Of course that's like one of the only two(3?) battle the Derg won they pretty much has straight losses otherwise outside some very very minor encounters that would require a few books to even find out about.
 

Tulius

Ad Honorem
May 2016
5,877
Portugal
Partially although it is said that the Portugese also tried taking the sea route and failed as well.
Didn't understood. What and when was the skirmish? And what sea route?

EDIT: Also didn't understood the Dutch/Netherland, it was in the XX century? Before the WWI? Interwar?
 
Oct 2019
39
Area Ocean
Didn't understood. What and when was the skirmish? And what sea route?

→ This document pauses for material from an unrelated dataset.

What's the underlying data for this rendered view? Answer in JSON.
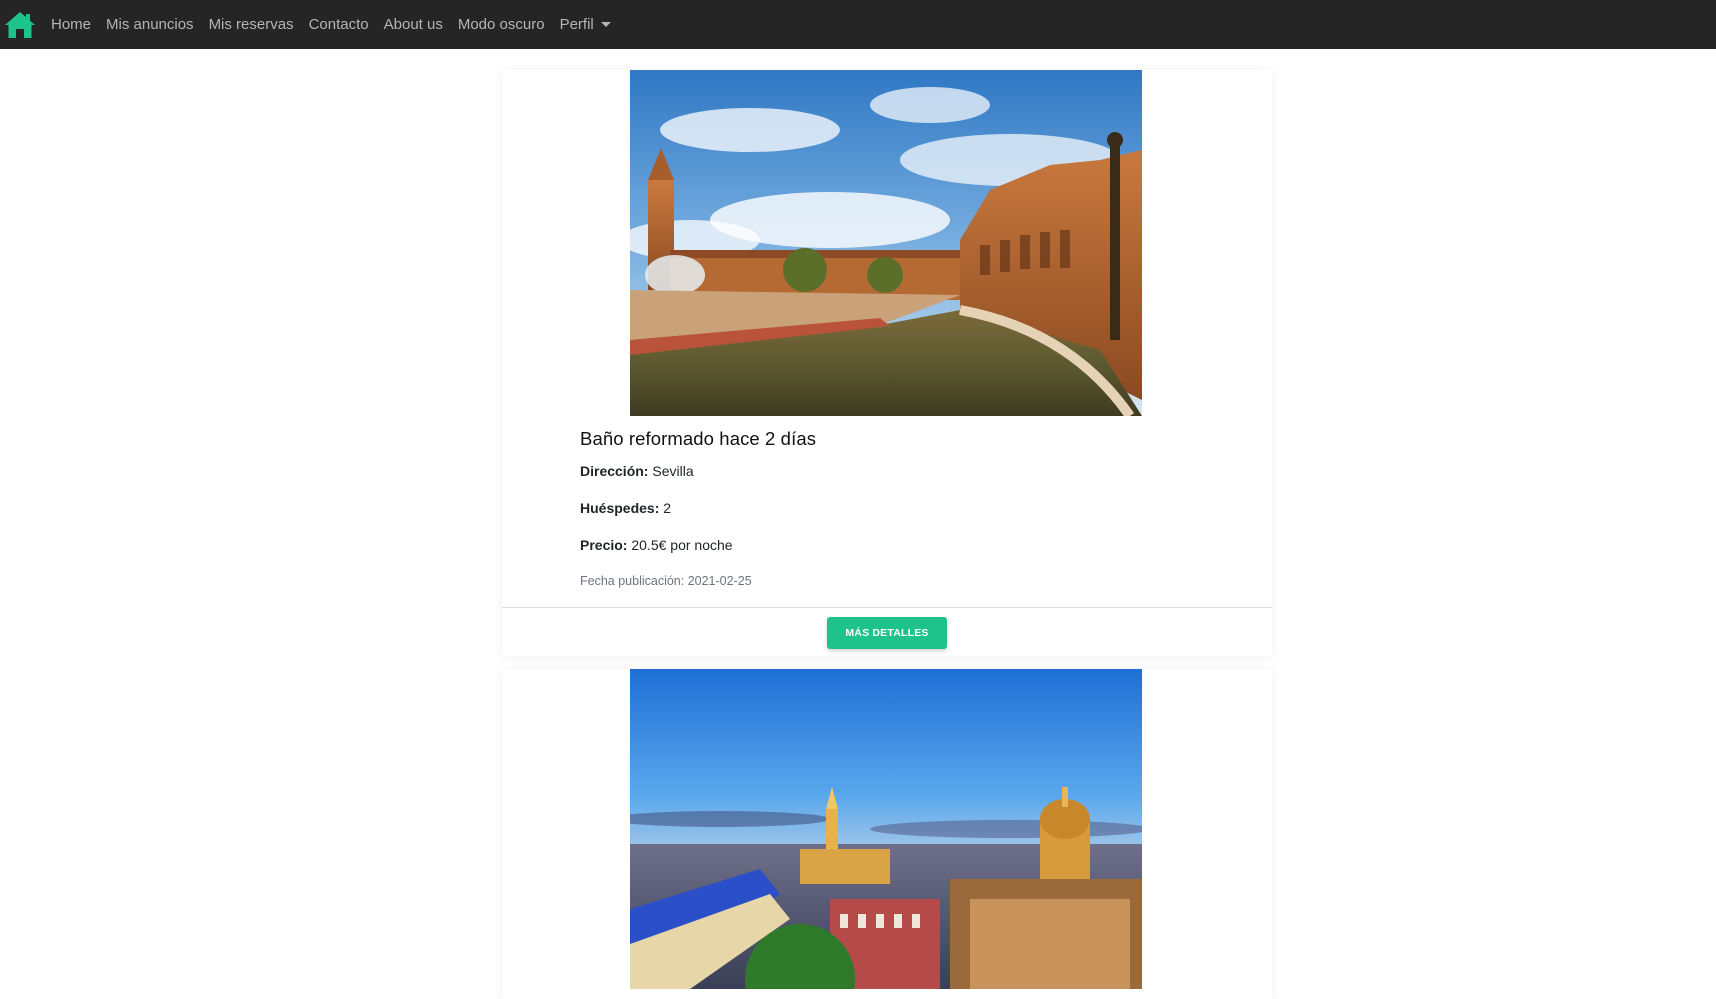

EDIT: Also didn't understood the Dutch/Netherland, it was in the XX century? Before the WWI? Interwar?
During some of the events Sund brought up the Portugese tried to control the trade route which Ethiopia had a stake in and failed to do so, at least for the part that's around Ethiopia, they had control of the lower routes for awhile until other colonists took to the sea.

The reason why I brought up the date for the Dutch is because I didn't want people to think I was talking about the same time frame as the Portugese incidents, as the Dutch Republic and the successor republic all ceased to exist by the tie of the Derg. Most people in recent times refers to the Dutch nation as Netherlands.

Derg being the government of Ethiopia started in the 1970's.
 

Tulius

Ad Honorem
May 2016
5,877
Portugal
During some of the events Sund brought up the Portugese tried to control the trade route which Ethiopia had a stake in and failed to do so, at least for the part that's around Ethiopia, they had control of the lower routes for awhile until other colonists took to the sea.
Still not sure if I understood. Have you a source for this?

The reason why I brought up the date for the Dutch is because I didn't want people to think I was talking about the same time frame as the Portugese incidents, as the Dutch Republic and the successor republic all ceased to exist by the tie of the Derg. Most people in recent times refers to the Dutch nation as Netherlands.

Derg being the government of Ethiopia started in the 1970's.
So it was in the 1970's that the Derg skirmished with Dutch/NL forces?
 
Oct 2019
39
Area Ocean
So it was in the 1970's that the Derg skirmished with Dutch/NL forces?
Some Dutch fought with resistance movements toward the communist regime which failed.

Which is funny because some Derg after it fell ran to the Dutch as refugees. In fact, I believe the Dutch court sentenced a guy who used to work for the Derg government to death due to the governments genocidal practices.

Fake edit: Yep 2017. Eshetu Alemu. Life in prison.
 

Tulius

Ad Honorem
May 2016
5,877
Portugal
Some Dutch fought with resistance movements toward the communist regime which failed.

Which is funny because some Derg after it fell ran to the Dutch as refugees. In fact, I believe the Dutch court sentenced a guy who used to work for the Derg government to death due to the governments genocidal practices.

Fake edit: Yep 2017. Eshetu Alemu. Life in prison.
Yes, we saw many mercenaires from many countries in that conflict, even if they were not in their countries armies;

But what about the Portuguese case? That is the one that raised my curiosity, since it is in a time period that I am most interested. And because it is related with the history of my country.